Hier geht es doch gerade um die Bedürftigkeit, dass gerade Alleinverdiener-Familien mit mehreren Kindern und Bezieher aus niedrigen Besoldungsgruppen nicht einmal das Grundsicherungsniveau (bzw. die 115% davon) erreichen. Insofern ist es erst einmal nicht systemfremd, die zur Beseitigung dieses Missstands nötigen Zahlungen auch an die Bedürftigkeit zu knüpfen.
Die Frage nach dem Vermögen wäre tatsächlich interessant, wird ja beim Bezug von Arbeitslosengeld II dieses auch herangezogen. Nicht, dass du da noch jemanden auf Ideen bringst. ;-)

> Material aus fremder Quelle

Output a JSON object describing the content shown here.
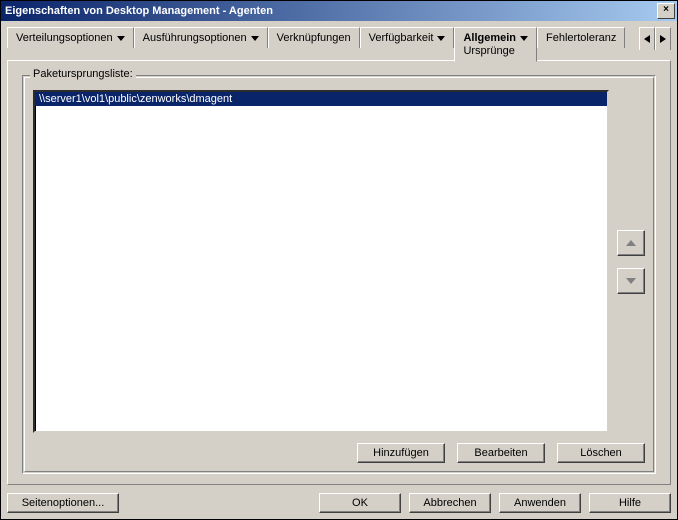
{
  "window": {
    "title": "Eigenschaften von Desktop Management - Agenten",
    "close_glyph": "×"
  },
  "tabs": {
    "items": [
      {
        "label": "Verteilungsoptionen",
        "hasDropdown": true
      },
      {
        "label": "Ausführungsoptionen",
        "hasDropdown": true
      },
      {
        "label": "Verknüpfungen",
        "hasDropdown": false
      },
      {
        "label": "Verfügbarkeit",
        "hasDropdown": true
      },
      {
        "label": "Allgemein",
        "hasDropdown": true,
        "active": true,
        "subpage": "Ursprünge"
      },
      {
        "label": "Fehlertoleranz",
        "hasDropdown": false
      }
    ]
  },
  "group": {
    "legend": "Paketursprungsliste:",
    "list_items": [
      {
        "text": "\\\\server1\\vol1\\public\\zenworks\\dmagent",
        "selected": true
      }
    ],
    "buttons": {
      "add": "Hinzufügen",
      "edit": "Bearbeiten",
      "delete": "Löschen"
    }
  },
  "dialog_buttons": {
    "page_options": "Seitenoptionen...",
    "ok": "OK",
    "cancel": "Abbrechen",
    "apply": "Anwenden",
    "help": "Hilfe"
  }
}
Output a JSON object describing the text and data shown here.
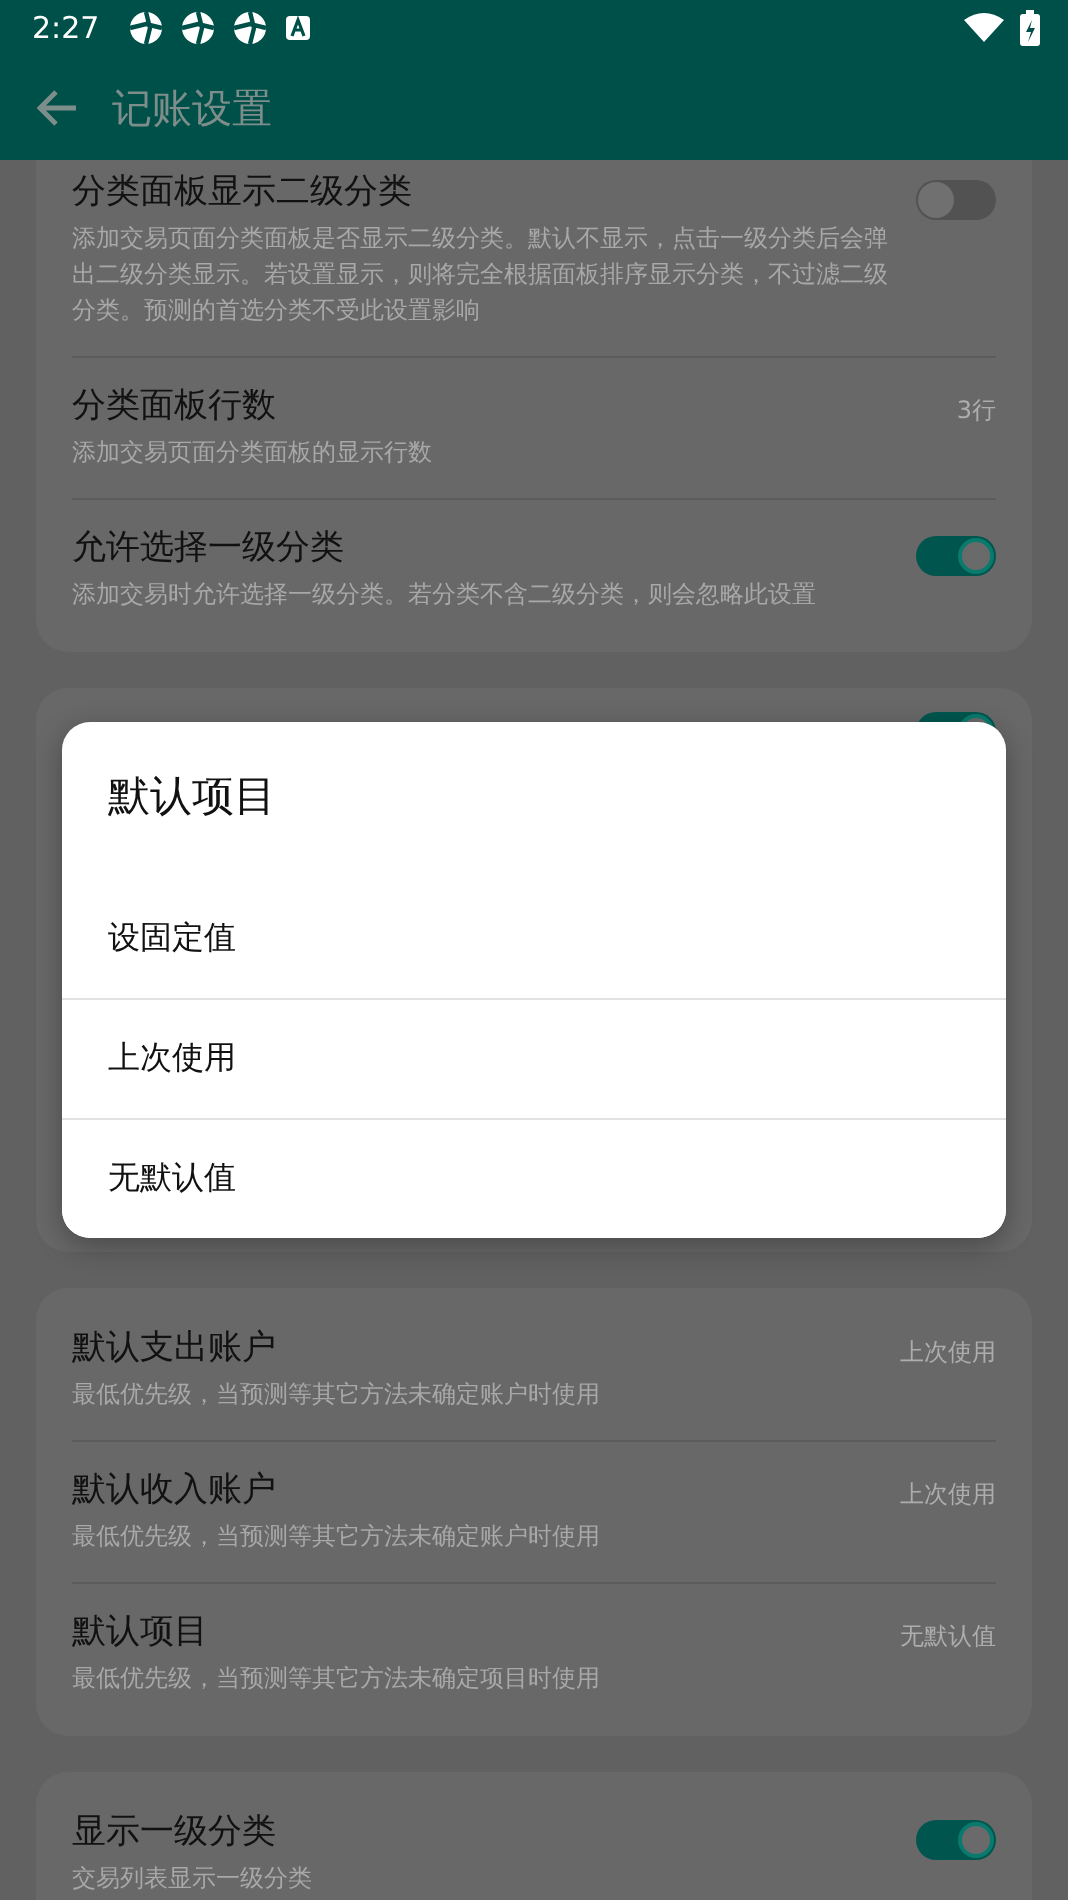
{
  "status_bar": {
    "time": "2:27"
  },
  "app_bar": {
    "title": "记账设置"
  },
  "cards": [
    {
      "items": [
        {
          "kind": "switch",
          "title": "分类面板显示二级分类",
          "description": "添加交易页面分类面板是否显示二级分类。默认不显示，点击一级分类后会弹出二级分类显示。若设置显示，则将完全根据面板排序显示分类，不过滤二级分类。预测的首选分类不受此设置影响",
          "on": false
        },
        {
          "kind": "value",
          "title": "分类面板行数",
          "description": "添加交易页面分类面板的显示行数",
          "value": "3行"
        },
        {
          "kind": "switch",
          "title": "允许选择一级分类",
          "description": "添加交易时允许选择一级分类。若分类不含二级分类，则会忽略此设置",
          "on": true
        }
      ]
    },
    {
      "items": [
        {
          "kind": "switch",
          "on": true
        }
      ]
    },
    {
      "items": [
        {
          "kind": "value",
          "title": "默认支出账户",
          "description": "最低优先级，当预测等其它方法未确定账户时使用",
          "value": "上次使用"
        },
        {
          "kind": "value",
          "title": "默认收入账户",
          "description": "最低优先级，当预测等其它方法未确定账户时使用",
          "value": "上次使用"
        },
        {
          "kind": "value",
          "title": "默认项目",
          "description": "最低优先级，当预测等其它方法未确定项目时使用",
          "value": "无默认值"
        }
      ]
    },
    {
      "items": [
        {
          "kind": "switch",
          "title": "显示一级分类",
          "description": "交易列表显示一级分类",
          "on": true
        }
      ]
    }
  ],
  "dialog": {
    "title": "默认项目",
    "options": [
      {
        "label": "设固定值"
      },
      {
        "label": "上次使用"
      },
      {
        "label": "无默认值"
      }
    ]
  }
}
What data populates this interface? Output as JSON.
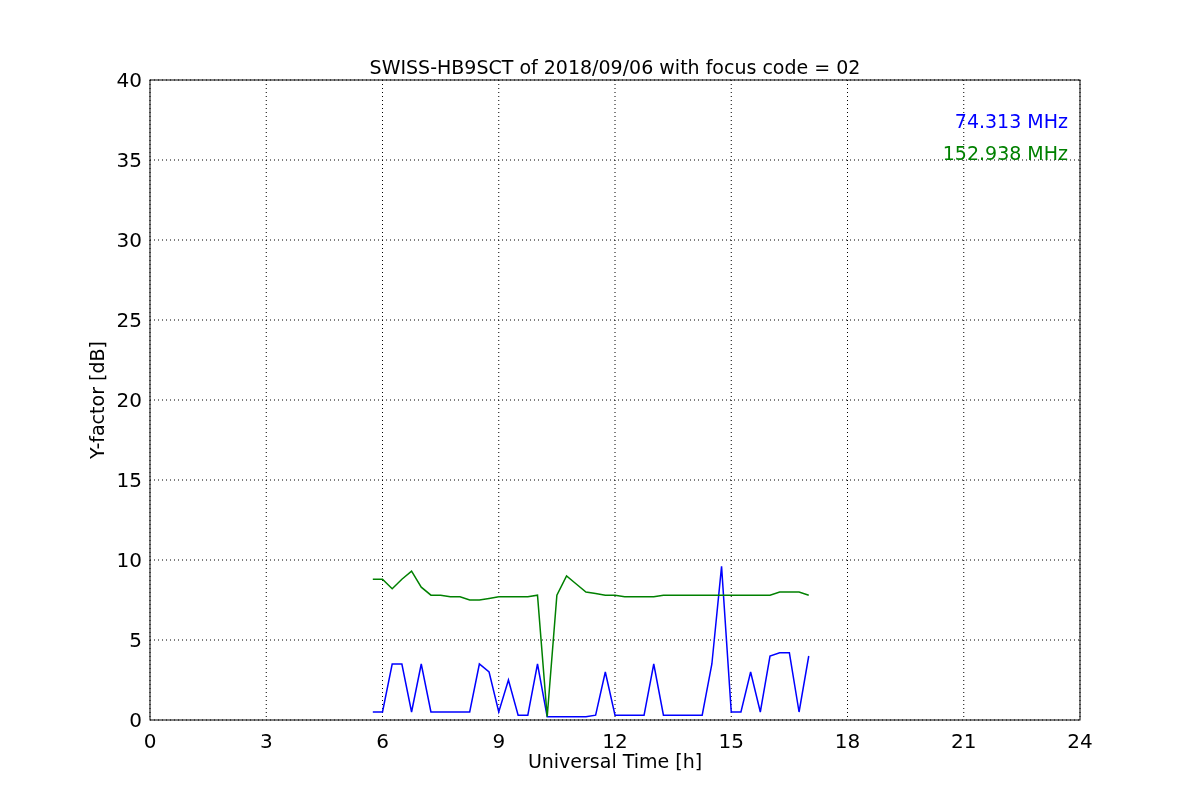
{
  "figure": {
    "chart_data": {
      "type": "line",
      "title": "SWISS-HB9SCT of 2018/09/06 with focus code = 02",
      "xlabel": "Universal Time [h]",
      "ylabel": "Y-factor [dB]",
      "x": [
        5.75,
        6,
        6.25,
        6.5,
        6.75,
        7,
        7.25,
        7.5,
        7.75,
        8,
        8.25,
        8.5,
        8.75,
        9,
        9.25,
        9.5,
        9.75,
        10,
        10.25,
        10.5,
        10.75,
        11,
        11.25,
        11.5,
        11.75,
        12,
        12.25,
        12.5,
        12.75,
        13,
        13.25,
        13.5,
        13.75,
        14,
        14.25,
        14.5,
        14.75,
        15,
        15.25,
        15.5,
        15.75,
        16,
        16.25,
        16.5,
        16.75,
        17
      ],
      "series": [
        {
          "name": "74.313 MHz",
          "color": "#0000ff",
          "values": [
            0.5,
            0.5,
            3.5,
            3.5,
            0.5,
            3.5,
            0.5,
            0.5,
            0.5,
            0.5,
            0.5,
            3.5,
            3,
            0.5,
            2.5,
            0.3,
            0.3,
            3.5,
            0.2,
            0.2,
            0.2,
            0.2,
            0.2,
            0.3,
            3,
            0.3,
            0.3,
            0.3,
            0.3,
            3.5,
            0.3,
            0.3,
            0.3,
            0.3,
            0.3,
            3.5,
            9.6,
            0.5,
            0.5,
            3,
            0.5,
            4,
            4.2,
            4.2,
            0.5,
            4
          ]
        },
        {
          "name": "152.938 MHz",
          "color": "#008000",
          "values": [
            8.8,
            8.8,
            8.2,
            8.8,
            9.3,
            8.3,
            7.8,
            7.8,
            7.7,
            7.7,
            7.5,
            7.5,
            7.6,
            7.7,
            7.7,
            7.7,
            7.7,
            7.8,
            0.2,
            7.8,
            9,
            8.5,
            8,
            7.9,
            7.8,
            7.8,
            7.7,
            7.7,
            7.7,
            7.7,
            7.8,
            7.8,
            7.8,
            7.8,
            7.8,
            7.8,
            7.8,
            7.8,
            7.8,
            7.8,
            7.8,
            7.8,
            8,
            8,
            8,
            7.8
          ]
        }
      ],
      "xlim": [
        0,
        24
      ],
      "ylim": [
        0,
        40
      ],
      "xticks": [
        0,
        3,
        6,
        9,
        12,
        15,
        18,
        21,
        24
      ],
      "yticks": [
        0,
        5,
        10,
        15,
        20,
        25,
        30,
        35,
        40
      ],
      "grid": true
    }
  }
}
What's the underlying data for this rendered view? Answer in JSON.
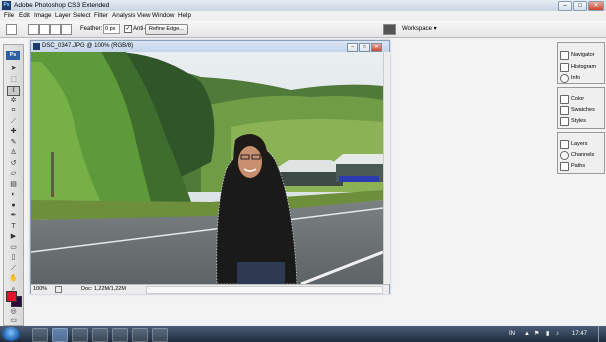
{
  "app": {
    "title": "Adobe Photoshop CS3 Extended",
    "logo_text": "Ps",
    "window_buttons": [
      "–",
      "□",
      "✕"
    ]
  },
  "menu": [
    "File",
    "Edit",
    "Image",
    "Layer",
    "Select",
    "Filter",
    "Analysis",
    "View",
    "Window",
    "Help"
  ],
  "options_bar": {
    "feather_label": "Feather:",
    "feather_value": "0 px",
    "antialias_label": "Anti-alias",
    "refine_edge_label": "Refine Edge...",
    "workspace_label": "Workspace ▾"
  },
  "toolbox": {
    "badge": "Ps",
    "tools": [
      {
        "name": "move-tool-icon",
        "glyph": "➤"
      },
      {
        "name": "marquee-tool-icon",
        "glyph": "⬚"
      },
      {
        "name": "lasso-tool-icon",
        "glyph": "ℓ",
        "selected": true
      },
      {
        "name": "magic-wand-icon",
        "glyph": "✲"
      },
      {
        "name": "crop-tool-icon",
        "glyph": "⌗"
      },
      {
        "name": "slice-tool-icon",
        "glyph": "⟋"
      },
      {
        "name": "healing-brush-icon",
        "glyph": "✚"
      },
      {
        "name": "brush-tool-icon",
        "glyph": "✎"
      },
      {
        "name": "clone-stamp-icon",
        "glyph": "♙"
      },
      {
        "name": "history-brush-icon",
        "glyph": "↺"
      },
      {
        "name": "eraser-tool-icon",
        "glyph": "▱"
      },
      {
        "name": "gradient-tool-icon",
        "glyph": "▤"
      },
      {
        "name": "blur-tool-icon",
        "glyph": "◐"
      },
      {
        "name": "dodge-tool-icon",
        "glyph": "●"
      },
      {
        "name": "pen-tool-icon",
        "glyph": "✒"
      },
      {
        "name": "type-tool-icon",
        "glyph": "T"
      },
      {
        "name": "path-select-icon",
        "glyph": "▶"
      },
      {
        "name": "shape-tool-icon",
        "glyph": "▭"
      },
      {
        "name": "notes-tool-icon",
        "glyph": "▯"
      },
      {
        "name": "eyedropper-icon",
        "glyph": "⟋"
      },
      {
        "name": "hand-tool-icon",
        "glyph": "✋"
      },
      {
        "name": "zoom-tool-icon",
        "glyph": "⌕"
      }
    ],
    "foreground_color": "#e0142c",
    "background_color": "#2a0a3a"
  },
  "document": {
    "title": "DSC_0347.JPG @ 100% (RGB/8)",
    "zoom": "100%",
    "doc_info": "Doc: 1,22M/1,22M"
  },
  "panels": {
    "group1": [
      "Navigator",
      "Histogram",
      "Info"
    ],
    "group2": [
      "Color",
      "Swatches",
      "Styles"
    ],
    "group3": [
      "Layers",
      "Channels",
      "Paths"
    ]
  },
  "taskbar": {
    "language": "IN",
    "clock": "17:47"
  }
}
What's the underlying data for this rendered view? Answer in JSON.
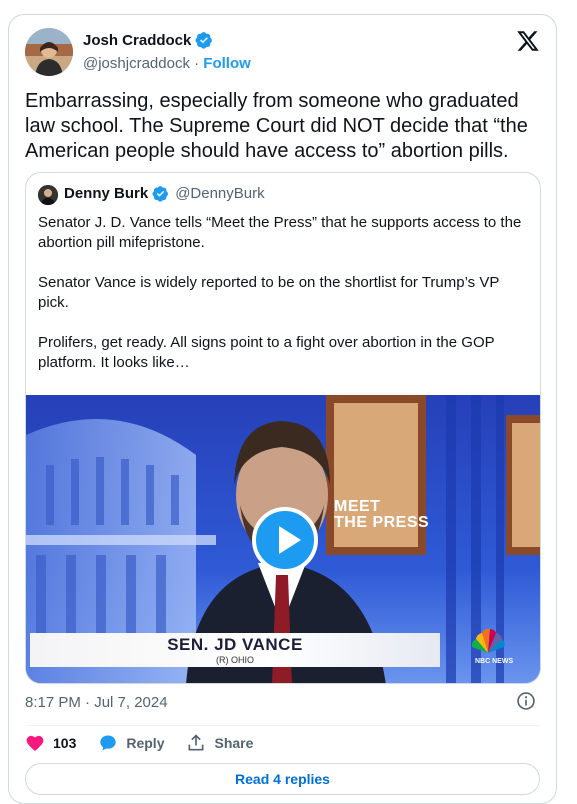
{
  "author": {
    "name": "Josh Craddock",
    "handle": "@joshjcraddock",
    "separator": "·",
    "follow_label": "Follow",
    "verified": true
  },
  "platform_logo": "x-logo-icon",
  "tweet": {
    "text": "Embarrassing, especially from someone who graduated law school. The Supreme Court did NOT decide that “the American people should have access to” abortion pills."
  },
  "quoted": {
    "name": "Denny Burk",
    "handle": "@DennyBurk",
    "verified": true,
    "paragraphs": [
      "Senator J. D. Vance tells “Meet the Press” that he supports access to the abortion pill mifepristone.",
      "Senator Vance is widely reported to be on the shortlist for Trump’s VP pick.",
      "Prolifers, get ready. All signs point to a fight over abortion in the GOP platform. It looks like…"
    ],
    "video": {
      "lower_third_name": "SEN. JD VANCE",
      "lower_third_sub": "(R) OHIO",
      "show_logo_line1": "MEET",
      "show_logo_line2": "THE PRESS",
      "network": "NBC NEWS"
    }
  },
  "meta": {
    "timestamp": "8:17 PM · Jul 7, 2024"
  },
  "actions": {
    "like_count": "103",
    "reply_label": "Reply",
    "share_label": "Share"
  },
  "replies_button": "Read 4 replies",
  "colors": {
    "accent": "#1d9bf0",
    "like": "#f91880",
    "link": "#006fd6",
    "secondary_text": "#536471",
    "border": "#cfd9de"
  }
}
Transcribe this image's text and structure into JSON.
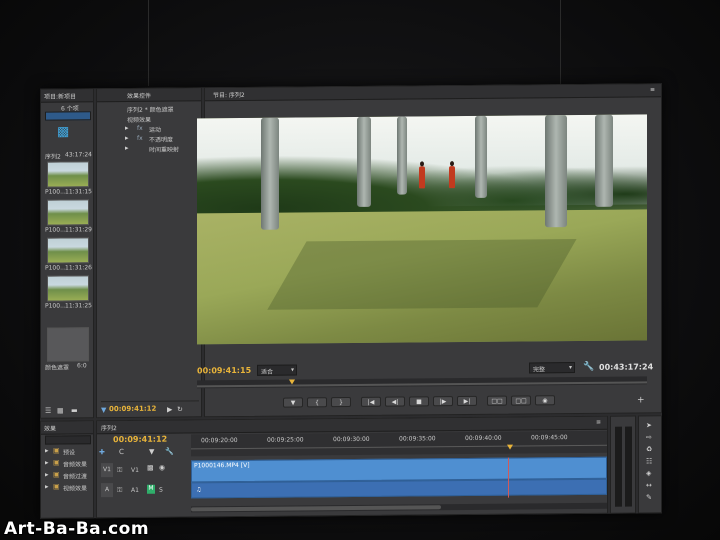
{
  "project_panel": {
    "tab": "项目:新项目",
    "items_count": "6 个项",
    "clips": [
      {
        "name": "序列2",
        "duration": "43:17:24"
      },
      {
        "name": "P100...",
        "duration": "11:31:15"
      },
      {
        "name": "P100...",
        "duration": "11:31:29"
      },
      {
        "name": "P100...",
        "duration": "11:31:26"
      },
      {
        "name": "P100...",
        "duration": "11:31:25"
      },
      {
        "name": "颜色遮罩",
        "duration": "6:0"
      }
    ]
  },
  "effect_controls": {
    "tab": "效果控件",
    "sequence_label": "序列2 * 颜色遮罩",
    "section": "视频效果",
    "effects": [
      "运动",
      "不透明度",
      "时间重映射"
    ],
    "timecode": "00:09:41:12"
  },
  "program_monitor": {
    "tab": "节目: 序列2",
    "timecode_in": "00:09:41:15",
    "fit_label": "适合",
    "quality_label": "完整",
    "timecode_total": "00:43:17:24"
  },
  "effects_panel": {
    "tab": "效果",
    "folders": [
      "预设",
      "音频效果",
      "音频过渡",
      "视频效果"
    ]
  },
  "timeline": {
    "tab": "序列2",
    "timecode": "00:09:41:12",
    "ruler": [
      "00:09:20:00",
      "00:09:25:00",
      "00:09:30:00",
      "00:09:35:00",
      "00:09:40:00",
      "00:09:45:00"
    ],
    "video_track": "V1",
    "audio_track": "A1",
    "video_source": "V1",
    "audio_source": "A",
    "clip_name": "P1000146.MP4 [V]",
    "audio_mark": "M",
    "audio_solo": "S"
  },
  "watermark": "Art-Ba-Ba.com",
  "colors": {
    "timecode_accent": "#e8b43a",
    "clip_video": "#4f8fd1",
    "clip_audio": "#3c6fb3"
  }
}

Die Amtsangemessenheit der Besoldung wird ja bisher am unterschiedlichen Grundgehalt ausgerichtet. Insofern gilt ja durchaus, dass sich Positionen mit höherer Verantwortung entsprechend auch finanziell niederschlagen. Aber ja, wenn man die familienbezogenen Anteile der Beamten-Alimentation als reine Unterstützung für den Lebensunterhalt eben jener (vom Beamten verschiedene) Personen sieht, dann könnte das "Fordern" der Hartz'schen Sozialgesetzgebung aus den Nuller Jahren auch auf Beamte durchschlagen...
Völlig absurd und definitiv nicht im Einklang mit Artikel 33 GG.
Wenn du dich auf die "hergebrachten Grundsätze des Berufsbeamtentums" beziehst: Das BVerfG formuliert doch selbst, dass die Betrachtung der Alleinverdiener-Familie nicht dazu gehört.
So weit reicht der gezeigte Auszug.